Bien entendu, l'écueil avec cette injection subite et massive de nouveaux personnages (qui n'existaient pas avant le reboot de DC), c'est qu'il est délicat de les présenter de manière complète et équitable dans une seule histoire de 7 épisodes. De fait, le passé d'un des Autres comme Vostok X est à peine et rapidement abordé, et même si Ya'Wara a droit à beaucoup plus d'espace on n'en sait guère plus à son sujet. En revanche, tout en étant aussi concis, voire évasif, Johns réussit à donner beaucoup plus de relief à the Operative (dont le masque cache une surprise totalement imprévisible) et Prisoner of War.

En ce qui concerne directement le personnage d'Aquaman, Johns souligne ce qui était déjà avancé dans le tome précédent, à savoir qu'il ne s'agit pas d'un héros forcément très sympathique : son tempérament demeure ombrageux, et il n'hésite pas à dissimuler à Mera des pans entiers de son passé. On le découvre plus jeune à l'occasion de flash-backs avec les Autres et plus enclin à assouvir sa soif de vengeance qu'à sauver des innocents. A présent, il préfère encore faire cavalier seul, assurant qu'il veut d'abord protéger ses anciens co-équipiers et sa compagne. C'est un profil intéressant que le scénariste ne cherche pas à adoucir et qui permet par conséquent au lecteur d'apprécier avec ses nuances, souhaitant sa victoire comme on l'espère pour tout héros tout en portant un regard lucide sur ses méthodes ambiguës.
Quant à Mera, elle apparait évidemment moins que dans les premiers épisodes mais Johns lui réserve quelques belles scènes - mieux : des scènes importantes. Surtout, il s'amuse avec le fort caractère de cette femme de tête, volontiers jalouse (un moment amusant lors de sa rencontre avec Ya'Wara, ce qui est notable pour un auteur comme Johns, maniant peu, et quand il le fait, maladroitement, l'humour).  

La conclusion de cet arc est épique, et promet des développements à court et long termes très accrocheurs (en plus du crossover Aquaman/Justice League qui se déroule immédiatement après, DC annonce un spin-off, Aquaman & the Others pour Avril). Par ailleurs, même si on en sait un peu plus sur la déchéance d'Atlantis, il reste encore de quoi alimenter la mythologie de la série avec cela, ce qui donne envie de poursuivre l'aventure.

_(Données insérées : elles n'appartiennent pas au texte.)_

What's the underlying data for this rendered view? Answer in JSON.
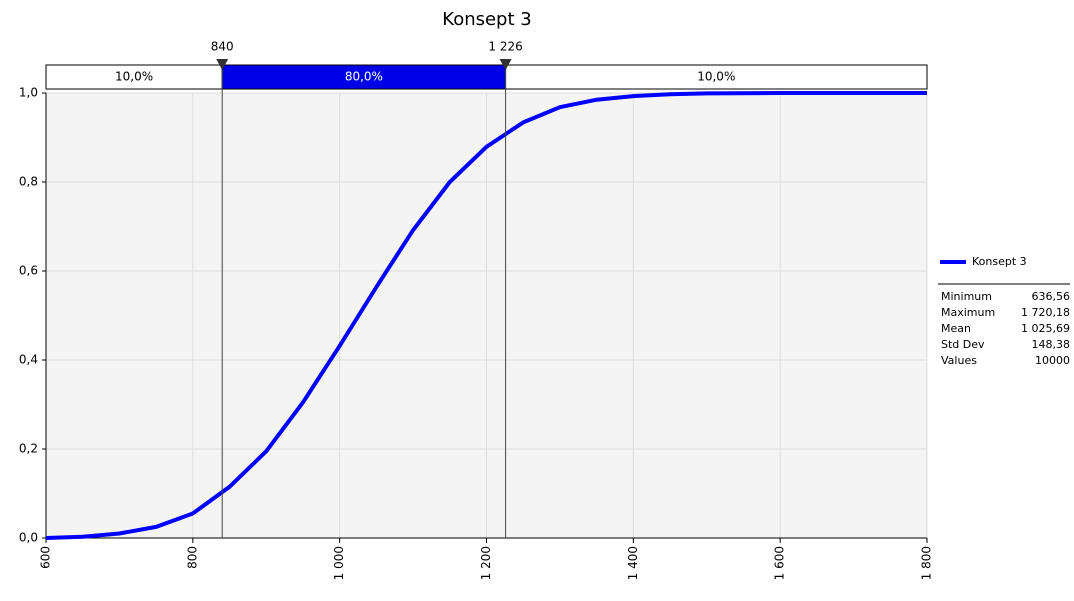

Je ne peux pas parler de cette histoire sans, bien sûr, mentionner, l'extraordinaire contribution d'Ivan Reis, qui signe l'intégralité des dessins de cet arc. Le brésilien abat un boulot incroyable, très impressionnant. Non seulement, il a réussi à designer une galerie de personnages de façon attractive, mais surtout son storytelling est redoutablement efficace, quand bien même sur la fin il a recours un peu facilement à des pleines et doubles pages. Mais ses décors sont très détaillés (plus que la moyenne de beaucoup de comics), ses personnages possèdent toujours une allure folle, il se dégage de ses pages une énergie qui rend la lecture euphorisante.
On ne peut que regretter que DC n'ait pas offert aux lecteurs quelques bonus comme dans le précédent volume (comme, justement, les characters designs).
De bien petites réserves cependant en comparaison avec le plaisir qu'on prend à lire ces épisodes, brillamment écrits, puissamment illustrés, et qui confirment la renaissance d'Aquaman. Si tout cela aurait sans doute pu être accompli sans le procédé d'un reboot, c'est  assurément une des réussites majeures de l'opération "New 52" que d'avoir su redonner un tel lustre à ce personnage.